Once we've added all the transactions to the tx_list, we can start counting numbers and hashing them along the way. If we found a hash to a number that fulfils a certain criteria (like having the binary representation start with twenty "1"s⁽³⁾⁽³⁾ I think Bitcoin checks for 19 zeros right now, but since counting is so computationally cheap, the same number is probably fine for our purposes.), then we can add it to the blockchain.

⁽³⁾ I think Bitcoin checks for 19 zeros right now, but since counting is so computationally cheap, the same number is probably fine for our purposes.

# ...

WORK_TARGET = 20

def validate_work(work):
    h = hashlib.sha256(str(work).encode()).hexdigest()
    b = bin(int(h, 16))
    # bin() always starts with '0b', so skip them.
    # also check next digit to make sure it's twenty ones
    # no more, no less
    return b[2:3 + WORK_TARGET] == '1' * WORK_TARGET + '0'

# ...

class FizzBuzzBlockChain:
    def __init__(self):
        self.chain = [FizzBuzzBlock("0", ["1"])]
        self.used_work = []

    def create_block(self, tx_list, work):
        if (
            work not in self.used_work and
            validate_work(work)
        ):
            prev_block_hash = self.chain[-1].block_hash
            block = FizzBuzzBlock(prev_block_hash, tx_list)
            self.chain.append(block)
            self.used_work.append(work)
            return block
        else:
            raise Exception("Invalid work")

# ...

if __name__ == "__main__":
    # ...
    work = 0

    for i in range(2, 1000000000):
        # ...

        if len(tx_list) >= NUM_TX_PER_BLOCK:
            while True:
                work += 1
                if validate_work(work)
                    break

            block = fizzbuzz_chain.create_block(tx_list, work)
            tx_list = []
            print(block.block_data)

And now we're at 100 B/s, another 75%. Yeah, I think we're done here.

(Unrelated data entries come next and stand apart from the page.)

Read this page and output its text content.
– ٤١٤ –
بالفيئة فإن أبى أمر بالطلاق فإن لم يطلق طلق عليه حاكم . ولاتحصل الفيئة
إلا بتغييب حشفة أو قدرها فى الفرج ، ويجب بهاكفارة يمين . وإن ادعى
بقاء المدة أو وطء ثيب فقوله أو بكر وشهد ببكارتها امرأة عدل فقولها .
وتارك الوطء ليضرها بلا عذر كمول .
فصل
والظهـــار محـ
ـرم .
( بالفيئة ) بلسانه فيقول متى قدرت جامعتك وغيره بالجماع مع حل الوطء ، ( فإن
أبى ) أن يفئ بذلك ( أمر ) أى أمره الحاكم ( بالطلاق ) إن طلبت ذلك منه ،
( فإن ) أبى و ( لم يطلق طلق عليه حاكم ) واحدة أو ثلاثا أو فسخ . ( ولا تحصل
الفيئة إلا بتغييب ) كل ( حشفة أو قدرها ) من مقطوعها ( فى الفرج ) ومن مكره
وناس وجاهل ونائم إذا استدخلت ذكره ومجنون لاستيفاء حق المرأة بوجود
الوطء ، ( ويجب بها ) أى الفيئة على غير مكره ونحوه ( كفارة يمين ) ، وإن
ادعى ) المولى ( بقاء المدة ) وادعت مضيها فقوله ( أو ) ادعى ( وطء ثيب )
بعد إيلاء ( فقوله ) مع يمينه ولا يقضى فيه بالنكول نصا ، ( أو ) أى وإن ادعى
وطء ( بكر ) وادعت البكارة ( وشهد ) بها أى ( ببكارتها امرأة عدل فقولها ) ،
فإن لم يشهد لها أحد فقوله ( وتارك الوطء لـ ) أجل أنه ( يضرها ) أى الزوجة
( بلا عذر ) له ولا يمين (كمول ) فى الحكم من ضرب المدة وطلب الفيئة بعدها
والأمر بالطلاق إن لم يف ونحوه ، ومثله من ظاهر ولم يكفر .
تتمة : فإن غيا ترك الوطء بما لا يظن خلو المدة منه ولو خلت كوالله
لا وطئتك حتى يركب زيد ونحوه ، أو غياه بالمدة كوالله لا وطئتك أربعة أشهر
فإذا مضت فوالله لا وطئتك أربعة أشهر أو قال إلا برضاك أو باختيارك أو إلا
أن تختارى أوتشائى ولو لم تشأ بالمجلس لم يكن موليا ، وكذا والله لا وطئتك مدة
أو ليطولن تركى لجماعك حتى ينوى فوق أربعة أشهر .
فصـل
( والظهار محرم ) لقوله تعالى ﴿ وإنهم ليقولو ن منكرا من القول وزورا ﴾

So, we went from 235 MiB/s (or 246400000 B/s) to 100 B/s. In total that's a 99.99996% decrease! And from the fastest submission - 55 GiB/s (59055800320 B/s), there is a 99.9999998% decrease.

That was honestly quite a bit of work to get it this slow in a "reasonable" way, and I had to put some real effort into thinking about it.

But if I wanted to save myself the trouble, I probably could have just asked one of my coworkers to try attempt implementing FizzBuzz as best they could instead, and I probably would've gotten a pretty similar result.

Actually, it might even have been slower that way.